HC Deb 15 February 2000 vol 344 cc751-3
3. Helen Jackson (Sheffield, Hillsborough)

What recent discussions he has had with EU counterparts regarding enlargement. [108532]

The Secretary of State for Foreign and Commonwealth Affairs (Mr. Robin Cook)

I shall make a statement on the Government's policy on enlargement later this afternoon.

As I speak, the European Union is launching accession negotiations with six more applicant countries to join the six already in negotiation. Along with my EU colleagues, I discussed the prospects for enlargement with the Foreign Ministers of those six countries last night. I was impressed by their commitment to making a success of their application. Their enthusiasm for the European Union demonstrates a shrewder understanding of the benefits of membership than we often hear in the House from those on the Opposition Benches.

Helen Jackson

Did my right hon. Friend read the comments of the former shadow Foreign Secretary, the hon. Member for Stratford-on-Avon (Mr. Maples), in The Daily Telegraph last week, when he argued that Britain should hold up European Union enlargement until it accepted his pick-and-choose interpretation? [Interruption.] I am aware that that will not have been the reason that he was sacked, because he never discusses foreign policy with his leader. Does my right hon. Friend agree that such a view of enlargement is a betrayal of Britain's interests and something that no responsible politician should advocate?

Mr. Cook

I assure my hon. Friend and the House that the Government's policy is to do everything that we can to enable enlargement to proceed as quickly as possible.

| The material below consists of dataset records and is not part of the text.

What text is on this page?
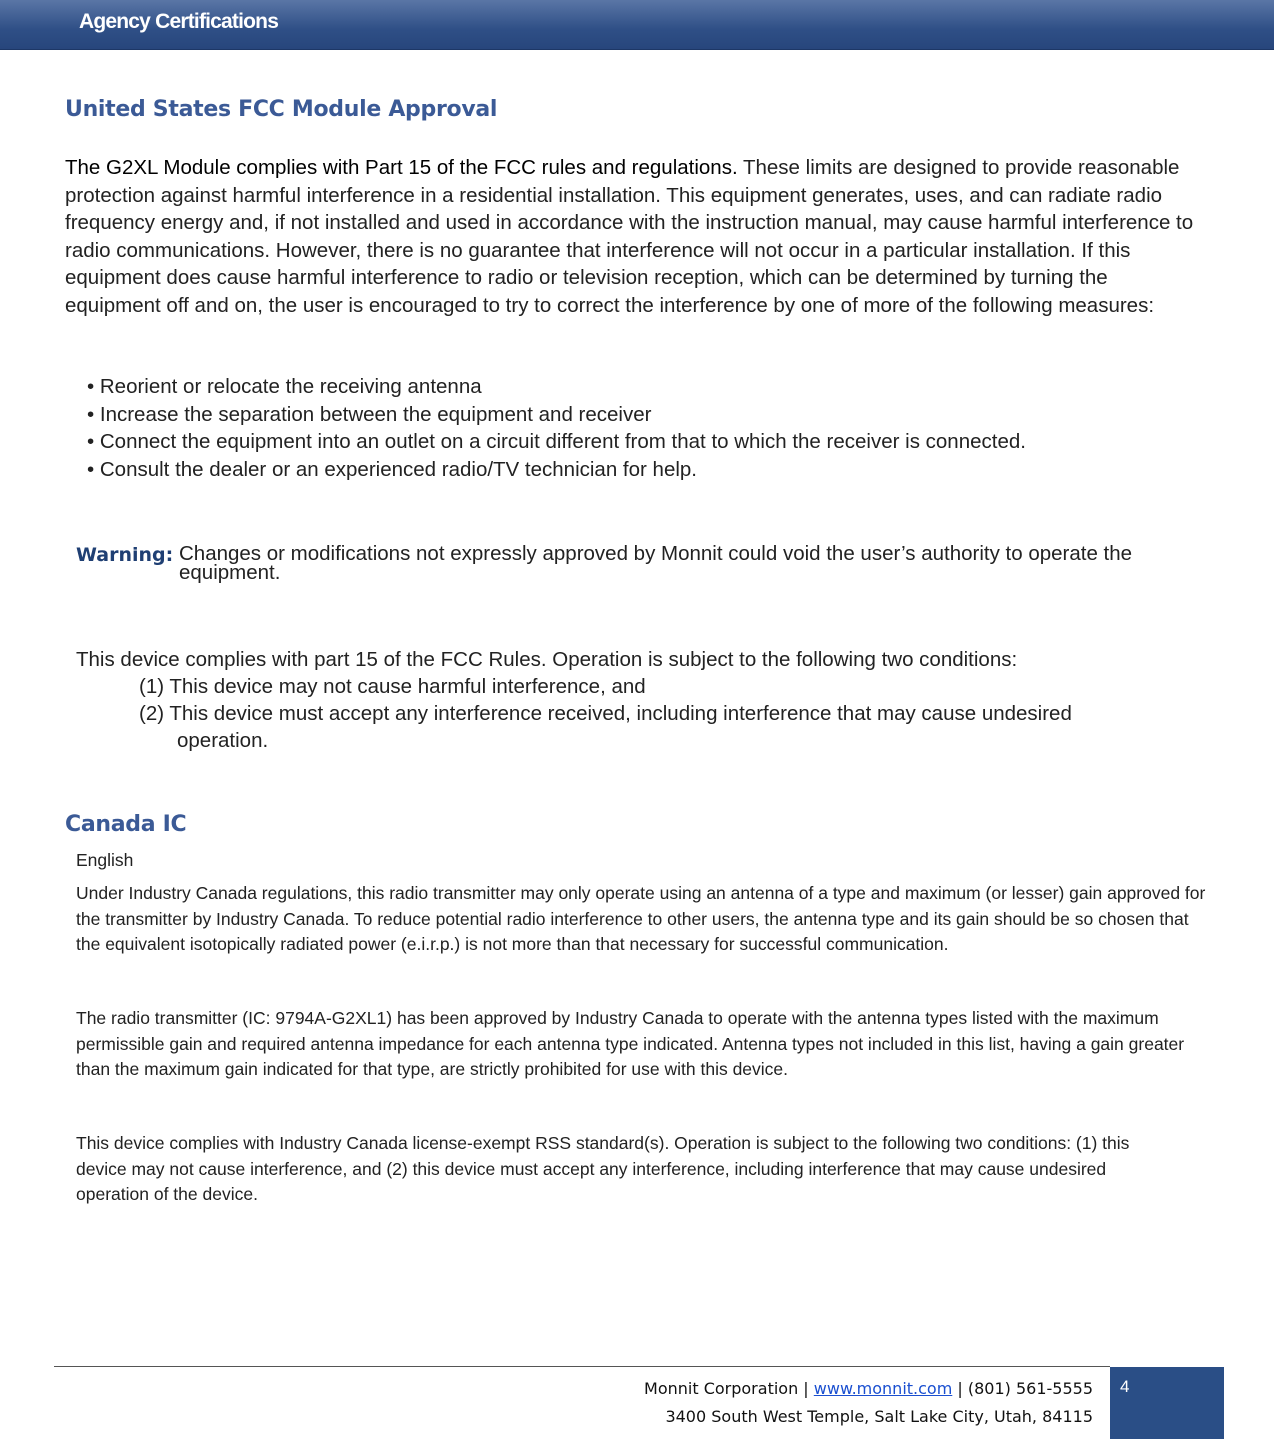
Agency Certifications
United States FCC Module Approval
The G2XL Module complies with Part 15 of the FCC rules and regulations. These limits are designed to provide reasonable protection against harmful interference in a residential installation. This equipment generates, uses, and can radiate radio frequency energy and, if not installed and used in accordance with the instruction manual, may cause harmful interference to radio communications. However, there is no guarantee that interference will not occur in a particular installation. If this equipment does cause harmful interference to radio or television reception, which can be determined by turning the equipment off and on, the user is encouraged to try to correct the interference by one of more of the following measures:
• Reorient or relocate the receiving antenna
• Increase the separation between the equipment and receiver
• Connect the equipment into an outlet on a circuit different from that to which the receiver is connected.
• Consult the dealer or an experienced radio/TV technician for help.
Warning: Changes or modifications not expressly approved by Monnit could void the user’s authority to operate the equipment.
This device complies with part 15 of the FCC Rules. Operation is subject to the following two conditions:
(1) This device may not cause harmful interference, and
(2) This device must accept any interference received, including interference that may cause undesired
operation.
Canada IC
English
Under Industry Canada regulations, this radio transmitter may only operate using an antenna of a type and maximum (or lesser) gain approved for the transmitter by Industry Canada. To reduce potential radio interference to other users, the antenna type and its gain should be so chosen that the equivalent isotopically radiated power (e.i.r.p.) is not more than that necessary for successful communication.
The radio transmitter (IC: 9794A-G2XL1) has been approved by Industry Canada to operate with the antenna types listed with the maximum permissible gain and required antenna impedance for each antenna type indicated. Antenna types not included in this list, having a gain greater than the maximum gain indicated for that type, are strictly prohibited for use with this device.
This device complies with Industry Canada license-exempt RSS standard(s). Operation is subject to the following two conditions: (1) this device may not cause interference, and (2) this device must accept any interference, including interference that may cause undesired operation of the device.
Monnit Corporation | www.monnit.com | (801) 561-5555
3400 South West Temple, Salt Lake City, Utah, 84115
4
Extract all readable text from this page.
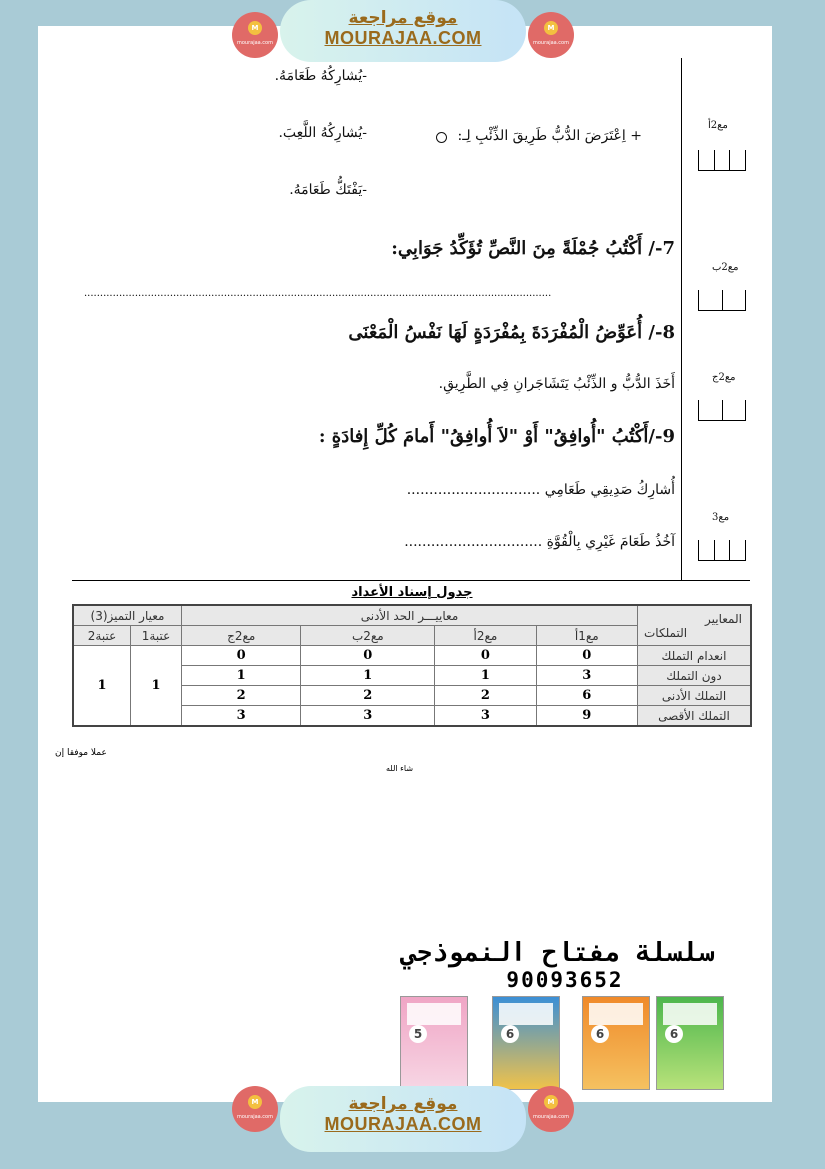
M
mourajaa.com
موقع مراجعة
MOURAJAA.COM	M
mourajaa.com
-يُشارِكُهُ طَعَامَهُ.
-يُشارِكُهُ اللَّعِبَ.
-يَفْتَكُّ طَعَامَهُ.
+ اِعْتَرَضَ الدُّبُّ طَرِيقَ الذِّئْبِ لِـ:
7-/ أَكْتُبُ جُمْلَةً مِنَ النَّصِّ تُؤَكِّدُ جَوَابِي:
...................................................................................................................................................
8-/ أُعَوِّضُ الْمُفْرَدَةَ بِمُفْرَدَةٍ لَهَا نَفْسُ الْمَعْنَى
أَخَذَ الدُّبُّ و الذِّئْبُ يَتَشَاجَرانِ فِي الطَّرِيقِ.
9-/أَكْتُبُ "أُوافِقُ" أَوْ "لاَ أُوافِقُ" أَمامَ كُلِّ إِفادَةٍ :
أُشارِكُ صَدِيقِي طَعَامِي ..............................
آخُذُ طَعَامَ غَيْرِي بِالْقُوَّةِ ...............................
مع2أ
مع2ب
مع2ج
مع3
جدول إسناد الأعداد
المعايير
التملكات	معاييـــر الحد الأدنى				معيار التميز(3)	
	مع1أ	مع2أ	مع2ب	مع2ج	عتبة1	عتبة2
انعدام التملك	0	0	0	0	1	1
دون التملك	3	1	1	1		
التملك الأدنى	6	2	2	2		
التملك الأقصى	9	3	3	3		
عملا موفقا إن
شاء الله
سلسلة مفتاح النموذجي
90093652
5	6	6	6
M
mourajaa.com
موقع مراجعة
MOURAJAA.COM
M
mourajaa.com
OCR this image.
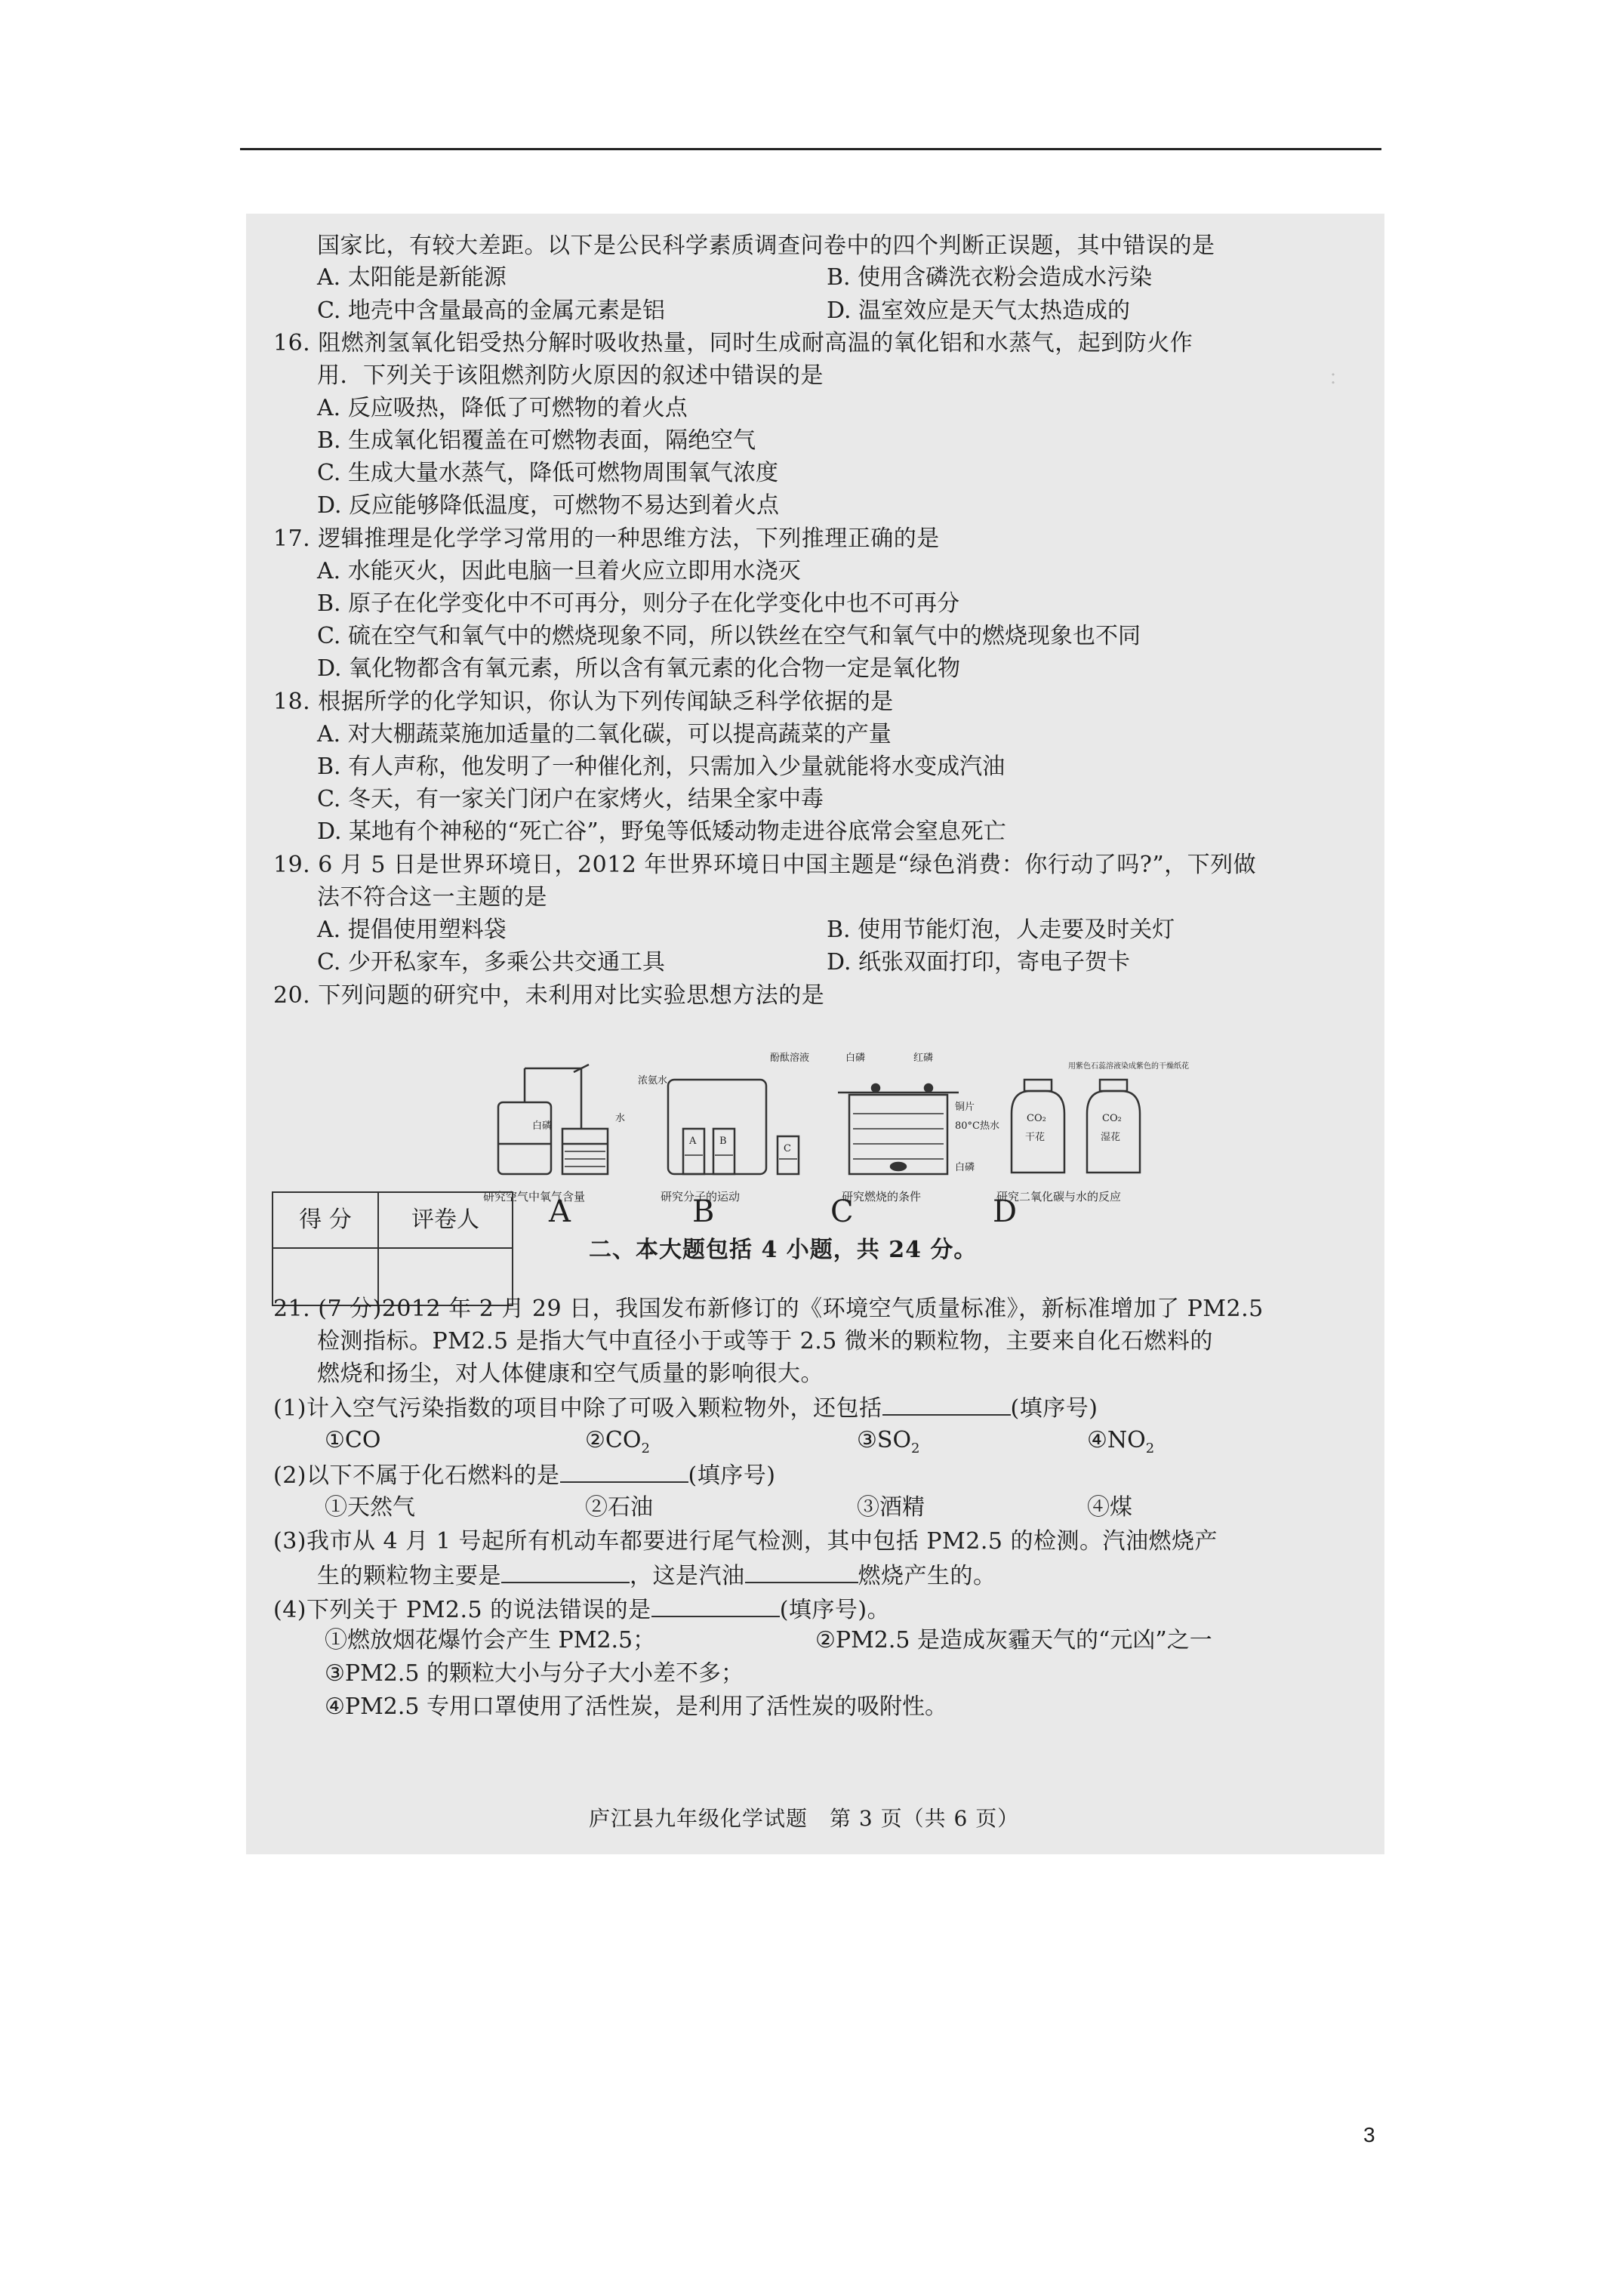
：
国家比，有较大差距。以下是公民科学素质调查问卷中的四个判断正误题，其中错误的是
A. 太阳能是新能源	B. 使用含磷洗衣粉会造成水污染
C. 地壳中含量最高的金属元素是铝	D. 温室效应是天气太热造成的
16. 阻燃剂氢氧化铝受热分解时吸收热量，同时生成耐高温的氧化铝和水蒸气，起到防火作
用．下列关于该阻燃剂防火原因的叙述中错误的是
A. 反应吸热，降低了可燃物的着火点
B. 生成氧化铝覆盖在可燃物表面，隔绝空气
C. 生成大量水蒸气，降低可燃物周围氧气浓度
D. 反应能够降低温度，可燃物不易达到着火点
17. 逻辑推理是化学学习常用的一种思维方法，下列推理正确的是
A. 水能灭火，因此电脑一旦着火应立即用水浇灭
B. 原子在化学变化中不可再分，则分子在化学变化中也不可再分
C. 硫在空气和氧气中的燃烧现象不同，所以铁丝在空气和氧气中的燃烧现象也不同
D. 氧化物都含有氧元素，所以含有氧元素的化合物一定是氧化物
18. 根据所学的化学知识，你认为下列传闻缺乏科学依据的是
A. 对大棚蔬菜施加适量的二氧化碳，可以提高蔬菜的产量
B. 有人声称，他发明了一种催化剂，只需加入少量就能将水变成汽油
C. 冬天，有一家关门闭户在家烤火，结果全家中毒
D. 某地有个神秘的“死亡谷”，野兔等低矮动物走进谷底常会窒息死亡
19. 6 月 5 日是世界环境日，2012 年世界环境日中国主题是“绿色消费：你行动了吗?”，下列做
法不符合这一主题的是
A. 提倡使用塑料袋	B. 使用节能灯泡，人走要及时关灯
C. 少开私家车，多乘公共交通工具	D. 纸张双面打印，寄电子贺卡
20. 下列问题的研究中，未利用对比实验思想方法的是
白磷
水
浓氨水
酚酞溶液
A B
C
白磷	红磷
铜片
80°C热水
白磷
用紫色石蕊溶液染成紫色的干燥纸花
CO₂
干花
CO₂
湿花
研究空气中氧气含量	研究分子的运动	研究燃烧的条件	研究二氧化碳与水的反应
A	B	C	D
得 分	评卷人
二、本大题包括 4 小题，共 24 分。
21. (7 分)2012 年 2 月 29 日，我国发布新修订的《环境空气质量标准》，新标准增加了 PM2.5
检测指标。PM2.5 是指大气中直径小于或等于 2.5 微米的颗粒物，主要来自化石燃料的
燃烧和扬尘，对人体健康和空气质量的影响很大。
(1)计入空气污染指数的项目中除了可吸入颗粒物外，还包括	(填序号)
①CO	$②CO_2$	$③SO_2$	$④NO_2$
(2)以下不属于化石燃料的是	(填序号)
①天然气	②石油	③酒精	④煤
(3)我市从 4 月 1 号起所有机动车都要进行尾气检测，其中包括 PM2.5 的检测。汽油燃烧产
生的颗粒物主要是	，这是汽油	燃烧产生的。
(4)下列关于 PM2.5 的说法错误的是	(填序号)。
①燃放烟花爆竹会产生 PM2.5；	②PM2.5 是造成灰霾天气的“元凶”之一
③PM2.5 的颗粒大小与分子大小差不多；
④PM2.5 专用口罩使用了活性炭，是利用了活性炭的吸附性。
庐江县九年级化学试题　第 3 页（共 6 页）
3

It is important for Britain's interests that, when those countries enter the European Union, they should remember Britain as a friend and an advocate of their membership.

I have long been puzzled by the Conservatives' policy of vetoing enlargement treaties if they do not get their way, but I understood how they got themselves into that position when I read the former shadow Foreign Secretary's remark today that he never had a serious discussion on foreign policy with his leader, despite several attempts to do so. Perhaps the right hon. Member for Horsham (Mr. Maude) should now tell us whether he will advise his leader to ditch that embarrassing policy out of the back of his white van, or whether he has not yet had a chance to discuss the matter with him.

Mr. Francis Maude (Horsham)

Everyone should be totally committed, as we are, to the European Union at last embracing the whole of Europe. It is a scandal that, 10 years after the Berlin wall came down, not one of the great European countries that regained their freedom and nationhood at that time has yet been admitted to the club. Will the Foreign Secretary commit himself today to arguing in the intergovernmental conference for a new framework of flexibility so that at least the new entrants to the European Union can be spared the stifling grip of the "one size fits all" straitjacket that is currently promised?

Mr. Cook

We have no intention of using the intergovernmental conference to try to turn the treaty into a charter for opt-outs. We shall not do so, because we do not for one minute believe that it would be in Britain's interests for France to have the right to opt out of food safety regulations, Spain to opt out of animal welfare regulations, or applicant countries to opt out of environmental rules, such as the condition accepted by many of them to close nuclear reactors that do not meet safety standards faster. I repeat my question to the right hon. Gentleman: if he does not get his way, will he veto enlargement and so make the Tory party as unpopular among the 12 new members as it is among the existing 14?

Mr. Maude

Is not the simple truth that, faced with a choice between the modern, flexible Europe of the sort that is increasingly advocated, in which nations can co-operate in friendship and harmony, and the steady drift towards a single European superstate, the Government have unhesitatingly chosen the latter? They have done so step by step.

The Foreign Secretary talks about a charter for opt-outs, but he is getting rid of opt-outs. He gave up the opt-out on the social chapter, with the result that social legislation can now be imposed on this country from outside without Parliament or the House of Commons having any right to discuss it. The Government have signed away our veto in 16 areas as they proceed step by step down the road to the superstate. They are taking forward the defence identity outside NATO, and thereby risk undermining NATO. What have they got in return for all those concessions? Nothing.

Mr. Cook

The right hon. Gentleman must have picked up his response to my statement this afternoon by mistake. No one advocates a centralised European state and that will not be the outcome of the intergovernmental conference. However, he must recognise that not a single Government in Europe will accept his proposal for a pick-and-mix Europe—not even a sister party of the Tory party would accept such a proposal. The leader of one, John Bruton, has said that the Tory proposal is disastrous—that is what the right hon. Gentleman's own allies say. I repeat my question: even if no other Government agreed to the Tories' demands, would they really veto the treaty and stop enlargement of the European Union?